1Jn. 4, 7-16
Sal. 88
Mt. 23, 8-12
Todos buscamos a Dios. Hay ansias de plenitud en nuestro corazón pero no sabemos cómo llegar, cómo encontrarlo. Somos limitados y esa inmensidad de lo infinito pareciera que nos queda grande. En nuestra limitación nos sentimos confundidos. Confundimos la plenitud de lo infinito con lo bello y hermoso que nos vamos encontrando en el camino. Confundimos la criatura con el Creador. Nos quedamos en la cosas que vemos a la vera del camino, bellas y hermosas que han sido creadas por Dios, y no terminamos de llegar a Dios. Está también nuestra condición pecadora. Nos encerramos en nuestro egoísmo y no descubrimos lo que es el Amor verdadero.
Pero lo maravilloso no es sólo que nosotros busquemos a Dios, sino que es Dios el que nos busca y nos llama. Nos sale al encuentro. Está en nosotros y no sabemos descubrirlo. Se nos ciegan los ojos y no sabemos verlo. El nos está llamando y somos sordos para escucharle.
Pero aún más quiere que le encontramos – se hace el encontradizo tantas veces con nosotros en el camino de la vida – y nos da su Espíritu para que podamos descubrirle y conocerle. Ya nos decía san Juan en sus cartas: ‘En esto conocemos que permanecemos en El y El en nosotros: en que nos ha dado su Espíritu’. Es el Espíritu de Sabiduría, el Espíritu de Ciencia, el Espíritu del conocimiento de Dios.
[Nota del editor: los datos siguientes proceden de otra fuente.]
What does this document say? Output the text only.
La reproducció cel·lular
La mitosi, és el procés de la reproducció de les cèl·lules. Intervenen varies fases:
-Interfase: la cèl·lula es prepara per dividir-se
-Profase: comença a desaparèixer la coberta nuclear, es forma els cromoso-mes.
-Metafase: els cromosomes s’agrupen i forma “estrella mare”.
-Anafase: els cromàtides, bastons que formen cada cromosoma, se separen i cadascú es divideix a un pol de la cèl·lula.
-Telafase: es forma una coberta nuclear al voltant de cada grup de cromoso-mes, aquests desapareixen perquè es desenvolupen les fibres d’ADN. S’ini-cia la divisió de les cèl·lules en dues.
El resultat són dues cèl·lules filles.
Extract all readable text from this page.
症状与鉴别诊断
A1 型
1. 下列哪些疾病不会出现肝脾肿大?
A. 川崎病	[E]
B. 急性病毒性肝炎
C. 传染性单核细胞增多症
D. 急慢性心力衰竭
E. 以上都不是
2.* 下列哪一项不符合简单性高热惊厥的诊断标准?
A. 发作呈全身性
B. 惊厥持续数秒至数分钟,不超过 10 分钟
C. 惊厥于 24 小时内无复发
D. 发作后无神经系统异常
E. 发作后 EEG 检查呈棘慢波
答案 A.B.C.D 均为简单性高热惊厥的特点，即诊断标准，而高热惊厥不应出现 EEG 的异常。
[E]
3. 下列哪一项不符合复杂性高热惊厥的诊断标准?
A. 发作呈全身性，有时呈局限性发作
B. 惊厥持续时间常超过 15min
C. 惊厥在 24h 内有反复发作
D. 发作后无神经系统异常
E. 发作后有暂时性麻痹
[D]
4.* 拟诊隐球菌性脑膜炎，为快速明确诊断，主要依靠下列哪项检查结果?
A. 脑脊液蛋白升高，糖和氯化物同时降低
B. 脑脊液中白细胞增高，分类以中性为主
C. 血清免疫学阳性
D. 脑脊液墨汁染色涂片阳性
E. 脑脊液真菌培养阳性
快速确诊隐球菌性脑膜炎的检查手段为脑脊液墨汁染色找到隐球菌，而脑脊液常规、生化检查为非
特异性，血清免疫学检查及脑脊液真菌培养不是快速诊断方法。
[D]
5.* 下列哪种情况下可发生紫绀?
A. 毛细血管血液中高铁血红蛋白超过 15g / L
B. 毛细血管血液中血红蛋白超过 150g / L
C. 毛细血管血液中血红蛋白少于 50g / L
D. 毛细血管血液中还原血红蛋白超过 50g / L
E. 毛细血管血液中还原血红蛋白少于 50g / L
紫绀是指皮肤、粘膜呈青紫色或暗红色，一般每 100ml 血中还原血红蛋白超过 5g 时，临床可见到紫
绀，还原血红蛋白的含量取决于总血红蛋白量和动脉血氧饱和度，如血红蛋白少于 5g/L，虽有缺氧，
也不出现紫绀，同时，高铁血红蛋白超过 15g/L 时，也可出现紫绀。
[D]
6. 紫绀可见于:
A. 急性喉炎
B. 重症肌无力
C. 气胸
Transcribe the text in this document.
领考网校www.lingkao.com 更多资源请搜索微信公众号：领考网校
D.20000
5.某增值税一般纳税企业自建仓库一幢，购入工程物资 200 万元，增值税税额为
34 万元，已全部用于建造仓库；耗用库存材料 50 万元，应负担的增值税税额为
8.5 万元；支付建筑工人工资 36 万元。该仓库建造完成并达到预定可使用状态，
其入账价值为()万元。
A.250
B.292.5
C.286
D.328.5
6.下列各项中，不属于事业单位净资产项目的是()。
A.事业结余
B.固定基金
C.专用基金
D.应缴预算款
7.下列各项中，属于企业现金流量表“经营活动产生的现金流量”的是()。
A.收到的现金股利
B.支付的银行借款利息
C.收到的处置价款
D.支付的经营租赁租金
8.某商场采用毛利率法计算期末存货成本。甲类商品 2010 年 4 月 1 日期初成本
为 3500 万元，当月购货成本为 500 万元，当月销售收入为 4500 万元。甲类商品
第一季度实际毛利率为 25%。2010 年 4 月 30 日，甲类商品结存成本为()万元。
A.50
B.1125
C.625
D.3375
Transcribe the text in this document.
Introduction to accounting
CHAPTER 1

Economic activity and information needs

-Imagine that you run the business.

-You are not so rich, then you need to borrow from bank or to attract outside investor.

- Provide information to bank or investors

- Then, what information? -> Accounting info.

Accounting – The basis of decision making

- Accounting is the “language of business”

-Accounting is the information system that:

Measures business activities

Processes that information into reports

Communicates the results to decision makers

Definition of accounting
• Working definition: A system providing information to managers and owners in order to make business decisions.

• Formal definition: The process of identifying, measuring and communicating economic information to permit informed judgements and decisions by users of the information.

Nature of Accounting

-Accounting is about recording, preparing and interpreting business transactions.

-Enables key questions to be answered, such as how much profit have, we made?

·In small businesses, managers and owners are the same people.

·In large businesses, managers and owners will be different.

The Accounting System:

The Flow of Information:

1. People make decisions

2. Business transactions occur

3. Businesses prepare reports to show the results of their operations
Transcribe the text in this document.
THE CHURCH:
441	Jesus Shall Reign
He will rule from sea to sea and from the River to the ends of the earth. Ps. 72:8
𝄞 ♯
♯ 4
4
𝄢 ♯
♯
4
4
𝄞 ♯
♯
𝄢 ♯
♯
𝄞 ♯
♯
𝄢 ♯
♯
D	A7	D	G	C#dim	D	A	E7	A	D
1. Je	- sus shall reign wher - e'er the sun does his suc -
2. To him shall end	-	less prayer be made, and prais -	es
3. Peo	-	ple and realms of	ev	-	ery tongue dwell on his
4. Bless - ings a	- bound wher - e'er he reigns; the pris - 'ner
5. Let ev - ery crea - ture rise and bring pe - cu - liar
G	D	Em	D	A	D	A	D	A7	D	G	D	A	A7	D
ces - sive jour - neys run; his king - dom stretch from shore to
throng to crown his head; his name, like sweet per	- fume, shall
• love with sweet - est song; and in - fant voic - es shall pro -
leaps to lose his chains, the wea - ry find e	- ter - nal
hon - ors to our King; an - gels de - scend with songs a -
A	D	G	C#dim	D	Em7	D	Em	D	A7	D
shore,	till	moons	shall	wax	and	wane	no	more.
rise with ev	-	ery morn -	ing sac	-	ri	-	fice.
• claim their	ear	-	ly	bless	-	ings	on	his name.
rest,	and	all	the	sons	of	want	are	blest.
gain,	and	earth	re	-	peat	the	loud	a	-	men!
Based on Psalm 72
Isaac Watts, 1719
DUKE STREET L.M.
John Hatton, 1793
Para eso nos ha enviado a su Hijo. Es la revelación del Padre, es la Palabra que nos dice y que se ha hecho carne, es el que va a darnos a conocer a Dios. ‘Nadie conoce al Padre sino el Hijo y aquel a quien el Hijo se lo quiera revelar’. Tendríamos que recordar aquellos primeros versículos del evangelio de Juan. ‘Al principio ya existía la Palabra. La Palabra estaba junto a Dios y la Palabra era Dios... en Ella estaba la Vida y la Vida era la Luz de los hombres... y la Palabra se hizo carne y plantó su tienda entre los hombres... y hemos visto su gloria, la gloria propia del Hijo único del Padre, lleno de gracia y de verdad...’
Jesús se acerca al hombre y lo busca para revelarle a Dios. Podríamos recorrer muchas páginas del evangelio. Siempre acercándose a nosotros. Siempre dándonos a conocer el rostro amoroso de Dios. ‘En esto se manifestó el amor que Dios nos tiene: en que Dios mandó al mundo a su Hijo único, para que vivamos por medio de El’. Para que vivamos, para que le conozcamos, para que nos llenemos de El.
Tenemos que ir hasta Jesús. Tenemos que conocerle, escucharle y seguirle. Tenemos que confesar nuestra fe en El para descubrir a Dios, para conocer a Dios, para vivir a Dios. ‘Quien confiese que Jesús es el Hijo de Dios, Dios permanece en él y él en Dios’.
Nos estamos haciendo esta reflexión a la luz de la Palabra de Dios y en la fiesta de san Agustín. El hombre que buscaba a Dios y andaba confundido. Tardó mucho en encontrarlo, porque también se quedaba por el camino, en las criaturas, en las filosofías del mundo de entonces, en lo que creía que era amor pero que nunca le satisfizo ni le llenó. En su corazón había ansias de Dios, buscaba a Dios, no pudo descansar hasta haber encontrado a Dios.
Así lo reconocía él en sus Confesiones. ‘¡Tarde te amé, Hermosura tan antigua y tan nueva, tarde te amé! Y tú estabas dentro de mí y yo afuera y yo por fuera te buscaba; y, deforme como era, me lanzaba sobre estas cosas que tú creaste. Tú estabas conmigo, más yo no estaba contigo. Reteníanme lejos de ti aquellas cosas que, si no estuviesen en ti, no existirían. Me llamaste y clamaste, y quebrantaste mi sordera; brillaste y resplandeciste, y curaste mi ceguera; exhalaste tu perfume, y lo aspiré, y ahora te anhelo; gusté de ti, y ahora siento hambre y sed de ti; me tocaste, y deseé con ansia la paz que procede de ti’.
Ilumíname, Señor, para que desaparezcan mis cegueras. Que pueda oír tu voz y se acabe para siempre mi sordera. Que pueda yo saber de ti, conocer tu perfume de vida y nada me aleje de ti. Que tenga yo ansias de ti, y sepa buscarte por tus caminos, encontrarte cuando sales a mi paso. Que no me distraiga, Señor, ni criatura alguna me separe de ti.